Microformats

“The world isn’t run by weapons anymore, or energy, or money. It’s run by little ones and zeroes, little bits of data.” — Cosmo from Sneakers

In January 1996, I gave a conference presentation with my friend Travis Weller about a web server framework we had written inspired by MCF. MCF stands for Meta Content Framework and was led by R.V. Guha, who worked at Apple at the time, creating a tool called HotSauce for visualizing nodes of data in MCF. HotSauce even got stage time at Macworld. It was this popularity through Apple that Travis and I noticed.

$Screenshot from: https://personalpages.manchester.ac.uk/staff/m.dodge/cybergeography/atlas/info\_spaces.html$

MCF looked like a transformational step forward for the web. I was young and excited and ready to believe in the future. Years later these ideas would evolve to become RDF — the Resource Description Framework — and encouraged by the W3C:

RDF extends the linking structure of the Web to use URIs to name the relationship between things as well as the two ends of the link (this is usually referred to as a “triple”). Using this simple model, it allows structured and semi-structured data to be mixed, exposed, and shared across different applications.

RDF was the basis for RSS 1.0. At the launch party for Creative Commons, Aaron Swartz explained the value of RDF this way:

Right now you can only ask a search engine one question: “What pages have these words in them?” When pages include RDF metadata, you will be able to ask more advanced questions like “What’s the current temperature in California?”

There were great people like Aaron working on this, but RDF and the so-called Semantic Web haven’t lived up to our original expectations.

Even some early advocates had become doubtful.

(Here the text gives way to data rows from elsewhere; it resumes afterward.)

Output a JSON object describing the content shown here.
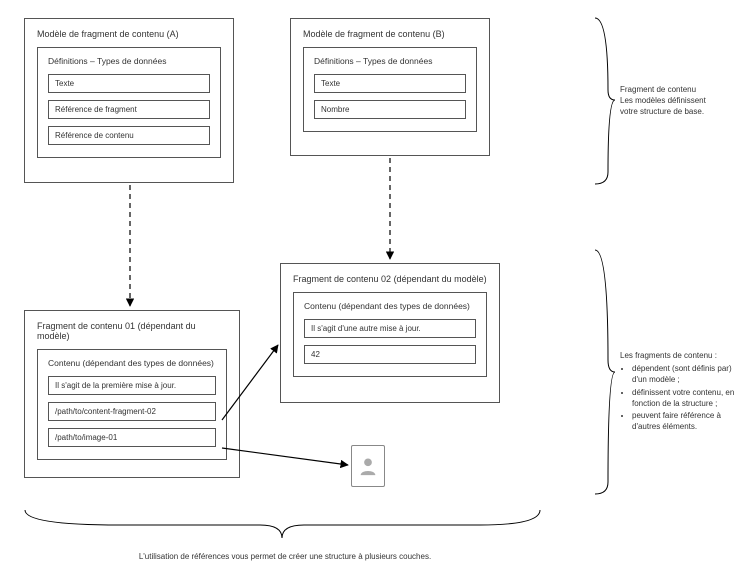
{
  "modelA": {
    "title": "Modèle de fragment de contenu (A)",
    "definitions": {
      "title": "Définitions – Types de données",
      "fields": [
        "Texte",
        "Référence de fragment",
        "Référence de contenu"
      ]
    }
  },
  "modelB": {
    "title": "Modèle de fragment de contenu (B)",
    "definitions": {
      "title": "Définitions – Types de données",
      "fields": [
        "Texte",
        "Nombre"
      ]
    }
  },
  "fragment01": {
    "title": "Fragment de contenu 01 (dépendant du modèle)",
    "content": {
      "title": "Contenu (dépendant des types de données)",
      "fields": [
        "Il s'agit de la première mise à jour.",
        "/path/to/content-fragment-02",
        "/path/to/image-01"
      ]
    }
  },
  "fragment02": {
    "title": "Fragment de contenu 02 (dépendant du modèle)",
    "content": {
      "title": "Contenu (dépendant des types de données)",
      "fields": [
        "Il s'agit d'une autre mise à jour.",
        "42"
      ]
    }
  },
  "annotations": {
    "top": {
      "line1": "Fragment de contenu",
      "line2": "Les modèles définissent",
      "line3": "votre structure de base."
    },
    "bottom": {
      "heading": "Les fragments de contenu :",
      "items": [
        "dépendent (sont définis par) d'un modèle ;",
        "définissent votre contenu, en fonction de la structure ;",
        "peuvent faire référence à d'autres éléments."
      ]
    },
    "caption": "L'utilisation de références vous permet de créer une structure à plusieurs couches."
  }
}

Tim Bray wrote in 2003:

The RDF version is harder to read, harder to write, and doesn’t offer enough payback to make this worthwhile.

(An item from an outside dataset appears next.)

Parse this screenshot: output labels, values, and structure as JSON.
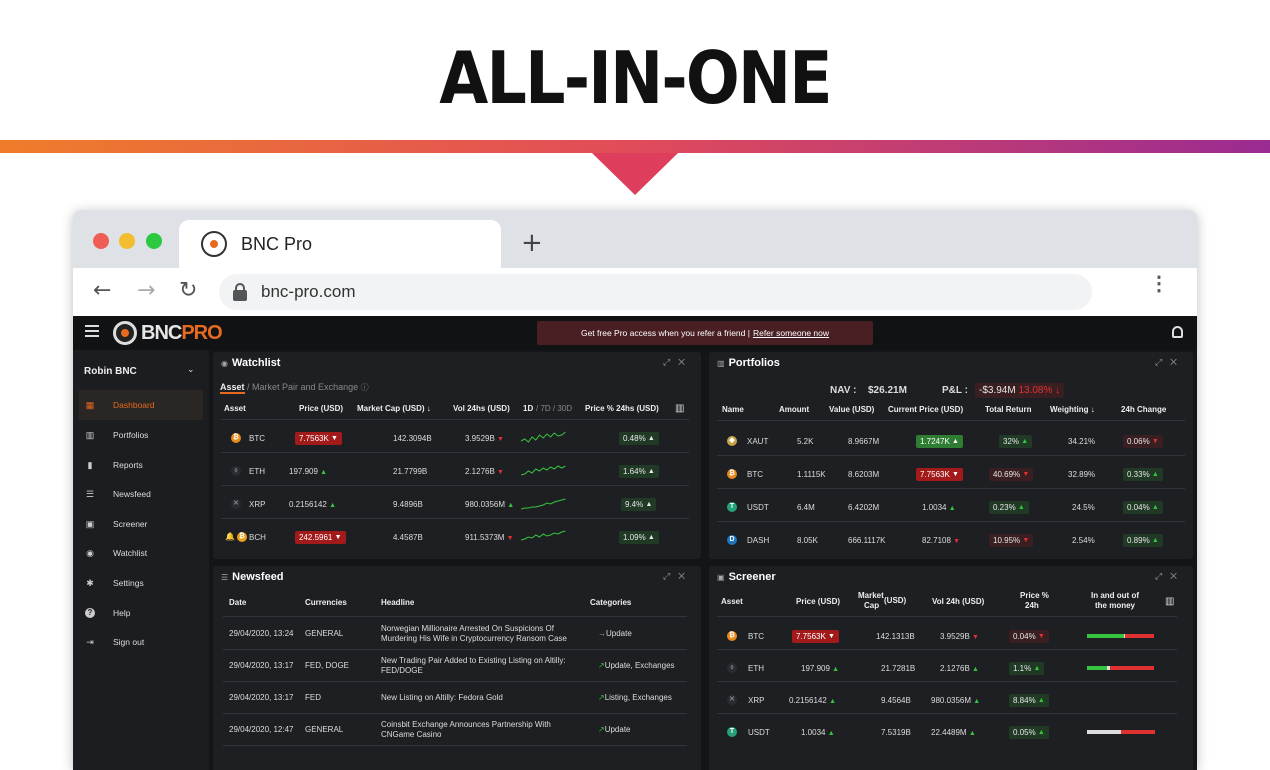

It tends to trade away real-world progress today for a more complicated vision of the future that always seems illusive. Even ActivityPub, which has growing support thanks to Mastodon, seems unnecessarily burdened by JSON-LD, a sort of JSON flavor of RDF.

The “LD” in JSON-LD stands for “linked data”. RDF and JSON-LD attempt to add structure and meaning to web pages and APIs. With the types of data and relationships between documents more fully described, computers could in theory query the entire web as a database, answering our questions or sharing data between services.

Tim-Berners Lee, James Hendler, and Ora Lassila co-authored a paper for Scientific American in 2001, laying out this vision for the Semantic Web:

The Semantic Web will bring structure to the meaningful content of Web pages, creating an environment where software agents roaming from page to page can readily carry out sophisticated tasks for users.

Following up with a TED Talk in 2009, Tim-Berners Lee said that it’s not just about metadata, but the relationships between data:

Data is relationships. It’s got: this person was born in Berlin, Berlin is in Germany. And when it has relationships, whenever it expresses a relationship, then the other thing that it’s related to is given one of those names that starts http. So I can go ahead and look that thing up.

Data about the content in web pages is not a big stretch from today’s web. It’s tangible because we can all see that content in our web browser. The relationships between data, thinking about how a machine would crawl through linked data and derive meaning from it, seems farther removed from what we need to build for the web.

More recently there has been a new push with support from Tim-Berners Lee to bring these ideas to social networks and new apps. The Solid spec frequently references RDF and JSON-LD.

In a FAQ for the AT Protocol, Bluesky writes about why they chose to create a new protocol instead of using ActivityPub, and why a new format instead of RDF:

RDF is intended for extremely general cases in which the systems share very little infrastructure. It’s conceptually elegant but difficult to use, often adding a lot of syntax which devs don’t understand. JSON-LD simplifies the task of consuming RDF vocabularies, but it does so by hiding the underlying concepts, not by making RDF more legible.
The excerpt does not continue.